TRIBUNNEWS.COM, JAKARTA - Kekalahan Koalisi Indonesia Hebat dalam mengisi kursi pimpinan MPR menegaskan rendahnya kualitas dan keterampilan berpolitik pendukung Joko Widodo dan Jusuf Kalla. Demikian disampaikan Ketua SETARA Institute Hendardi melalui pesan singkat, Rabu (8/10/2014).
"Apalagi, Koalisi Indonesia Hebat juga kalah dalam pemilihan pimpinan DPR salah satu penyebabnya adalah sikap "gede rasa" KIH dengan kemenangan Jokowi-JK dan melupakan konstituen, relawan, dan masyarakat sipil dalam proses politik di parlemen," kata Hendardi.
Menurut Hendardi, KIH semakin berjarak dengan kelompok kritis yang selama ini mengawal dan mendukung kemenangannya dalam Pilpres.
Kalau KIH bisa membawa keluar suksesi kepemimpinan di DPR dan MPR sebagai diskursus publik dan partisipasi berkualitas, kata Hendardi, semestinya KIH bisa kembali mengulang kemenangan.
"Kanal komunikasi publik ini yang semestinya dibangun untuk memperoleh dukungan, meski secara formal publik tidak memiliki hak suara dalam pengambilan keputusan.

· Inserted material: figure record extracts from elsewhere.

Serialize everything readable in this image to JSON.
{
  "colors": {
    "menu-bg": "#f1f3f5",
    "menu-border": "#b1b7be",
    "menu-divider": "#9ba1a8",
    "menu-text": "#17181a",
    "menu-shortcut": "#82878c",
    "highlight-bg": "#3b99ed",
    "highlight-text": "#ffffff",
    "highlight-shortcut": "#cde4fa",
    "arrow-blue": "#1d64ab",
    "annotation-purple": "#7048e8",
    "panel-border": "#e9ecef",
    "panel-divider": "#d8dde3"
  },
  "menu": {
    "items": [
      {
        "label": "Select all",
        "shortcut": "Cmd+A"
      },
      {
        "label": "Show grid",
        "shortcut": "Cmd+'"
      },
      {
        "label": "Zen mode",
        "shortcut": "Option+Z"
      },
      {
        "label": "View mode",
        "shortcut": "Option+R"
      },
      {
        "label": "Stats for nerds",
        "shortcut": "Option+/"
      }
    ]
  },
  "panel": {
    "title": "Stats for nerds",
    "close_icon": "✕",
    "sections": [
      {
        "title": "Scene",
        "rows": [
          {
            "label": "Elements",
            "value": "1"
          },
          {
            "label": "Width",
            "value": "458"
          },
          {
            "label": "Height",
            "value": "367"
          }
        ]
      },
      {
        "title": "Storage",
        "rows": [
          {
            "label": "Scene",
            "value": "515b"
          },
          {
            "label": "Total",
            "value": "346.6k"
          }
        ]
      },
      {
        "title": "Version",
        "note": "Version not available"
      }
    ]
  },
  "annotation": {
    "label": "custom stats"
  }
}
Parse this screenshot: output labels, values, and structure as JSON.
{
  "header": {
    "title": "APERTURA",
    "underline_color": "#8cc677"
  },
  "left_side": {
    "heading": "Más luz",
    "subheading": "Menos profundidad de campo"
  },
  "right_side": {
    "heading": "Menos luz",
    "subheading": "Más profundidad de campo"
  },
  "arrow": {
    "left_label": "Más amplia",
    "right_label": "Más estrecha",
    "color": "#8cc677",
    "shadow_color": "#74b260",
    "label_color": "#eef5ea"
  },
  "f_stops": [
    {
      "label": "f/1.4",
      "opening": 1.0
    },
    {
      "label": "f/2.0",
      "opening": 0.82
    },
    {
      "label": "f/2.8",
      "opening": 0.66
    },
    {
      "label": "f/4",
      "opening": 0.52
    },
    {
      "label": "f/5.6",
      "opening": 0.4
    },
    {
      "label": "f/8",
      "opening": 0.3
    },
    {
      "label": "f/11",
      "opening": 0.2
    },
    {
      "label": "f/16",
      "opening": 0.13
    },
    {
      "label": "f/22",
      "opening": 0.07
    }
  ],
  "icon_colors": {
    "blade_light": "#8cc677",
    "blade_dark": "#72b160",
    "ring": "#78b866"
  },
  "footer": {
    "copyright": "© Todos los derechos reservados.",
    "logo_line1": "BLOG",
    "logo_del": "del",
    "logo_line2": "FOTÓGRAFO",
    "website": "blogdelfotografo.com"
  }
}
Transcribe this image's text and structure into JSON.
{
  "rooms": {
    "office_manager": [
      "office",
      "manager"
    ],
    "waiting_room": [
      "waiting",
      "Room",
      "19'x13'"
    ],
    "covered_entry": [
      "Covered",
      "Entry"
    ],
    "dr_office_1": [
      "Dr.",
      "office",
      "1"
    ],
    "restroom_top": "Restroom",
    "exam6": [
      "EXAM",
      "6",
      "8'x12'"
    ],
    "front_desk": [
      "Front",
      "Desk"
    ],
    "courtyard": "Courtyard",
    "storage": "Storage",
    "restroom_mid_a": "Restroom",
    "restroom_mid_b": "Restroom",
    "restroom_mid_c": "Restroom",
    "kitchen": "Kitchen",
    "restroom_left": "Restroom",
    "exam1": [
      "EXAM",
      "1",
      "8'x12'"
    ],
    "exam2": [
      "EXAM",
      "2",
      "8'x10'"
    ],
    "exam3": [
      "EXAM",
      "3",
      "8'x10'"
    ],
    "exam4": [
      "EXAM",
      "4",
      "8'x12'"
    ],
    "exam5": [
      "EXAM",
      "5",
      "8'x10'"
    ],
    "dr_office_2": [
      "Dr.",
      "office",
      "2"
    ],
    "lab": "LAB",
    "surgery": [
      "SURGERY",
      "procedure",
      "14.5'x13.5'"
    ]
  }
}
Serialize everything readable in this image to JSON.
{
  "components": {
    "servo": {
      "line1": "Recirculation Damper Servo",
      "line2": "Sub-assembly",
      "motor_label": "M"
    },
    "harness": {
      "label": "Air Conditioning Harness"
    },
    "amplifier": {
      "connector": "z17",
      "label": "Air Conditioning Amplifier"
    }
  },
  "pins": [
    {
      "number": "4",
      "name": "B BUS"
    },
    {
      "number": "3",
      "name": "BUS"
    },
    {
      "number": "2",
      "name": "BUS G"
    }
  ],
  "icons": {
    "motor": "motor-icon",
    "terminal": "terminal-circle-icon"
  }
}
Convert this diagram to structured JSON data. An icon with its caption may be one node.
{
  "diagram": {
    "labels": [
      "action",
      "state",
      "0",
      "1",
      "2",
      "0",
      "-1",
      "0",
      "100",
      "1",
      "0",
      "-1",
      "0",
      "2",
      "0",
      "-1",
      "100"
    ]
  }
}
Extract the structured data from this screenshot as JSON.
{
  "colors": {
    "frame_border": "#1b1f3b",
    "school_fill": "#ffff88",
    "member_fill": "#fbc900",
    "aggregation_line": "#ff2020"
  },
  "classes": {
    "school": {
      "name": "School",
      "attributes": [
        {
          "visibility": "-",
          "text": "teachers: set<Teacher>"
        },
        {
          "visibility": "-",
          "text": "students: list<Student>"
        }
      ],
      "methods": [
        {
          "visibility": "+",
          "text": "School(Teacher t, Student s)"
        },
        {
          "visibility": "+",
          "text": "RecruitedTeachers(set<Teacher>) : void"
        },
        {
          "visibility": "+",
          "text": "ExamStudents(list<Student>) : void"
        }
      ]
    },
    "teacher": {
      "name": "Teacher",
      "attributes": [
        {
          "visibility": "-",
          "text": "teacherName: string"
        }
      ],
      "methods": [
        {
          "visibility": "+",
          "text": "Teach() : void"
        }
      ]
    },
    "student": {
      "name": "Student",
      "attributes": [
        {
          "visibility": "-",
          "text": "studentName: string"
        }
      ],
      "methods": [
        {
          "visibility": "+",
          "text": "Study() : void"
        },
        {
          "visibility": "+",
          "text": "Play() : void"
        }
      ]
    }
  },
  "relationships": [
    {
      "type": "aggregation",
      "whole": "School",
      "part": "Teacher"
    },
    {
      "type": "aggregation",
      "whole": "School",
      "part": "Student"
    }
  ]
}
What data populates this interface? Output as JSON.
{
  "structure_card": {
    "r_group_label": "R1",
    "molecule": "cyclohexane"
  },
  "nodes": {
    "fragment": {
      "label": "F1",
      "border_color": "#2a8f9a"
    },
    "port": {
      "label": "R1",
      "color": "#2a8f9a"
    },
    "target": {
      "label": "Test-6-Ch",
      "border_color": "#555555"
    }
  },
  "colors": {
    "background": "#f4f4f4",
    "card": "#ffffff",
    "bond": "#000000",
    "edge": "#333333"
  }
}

Ini pelajaran penting bagi KIH dan Jokowi-JK," tuturnya.
Ia mengatakan KIH juga terlalu percaya diri dengan dukungan PPP dan DPD yang sebenarnya belum teruji soliditasnya. Pasalnya, tutur Hendardi, mereka bukanlah mitra koalisi yg strategis, seperti PKB, Nasdem, dan Hanura.
"PDIP juga diam-diam menghendaki voting setelah mendapat dukungan PPP dan DPD, padahal gagasan untuk musyawarah mufakat semestinya tetap menjadi pilihan yang diutamakan," imbuhnya. "Setelah ada dukungan DPD dan PPP, KIH juga sama nafsunya untuk berkuasa seperti KMP."
Usai pemilihan pimpinan DPR, DPD, dan MPR, Hendardi mengatakan kini saatnya bekerja dan publik akan mengawasi kinerja parlemen dalam membangun bangsa.
"Jangan pernah sedikitpun berniat dan bertindak mengembalikan iklim demokrasi yang sudah diraih. Apalagi berpikiran mengubah sistem pemilihan presiden dari langsung menjadi tidak langsung," ungkapnya.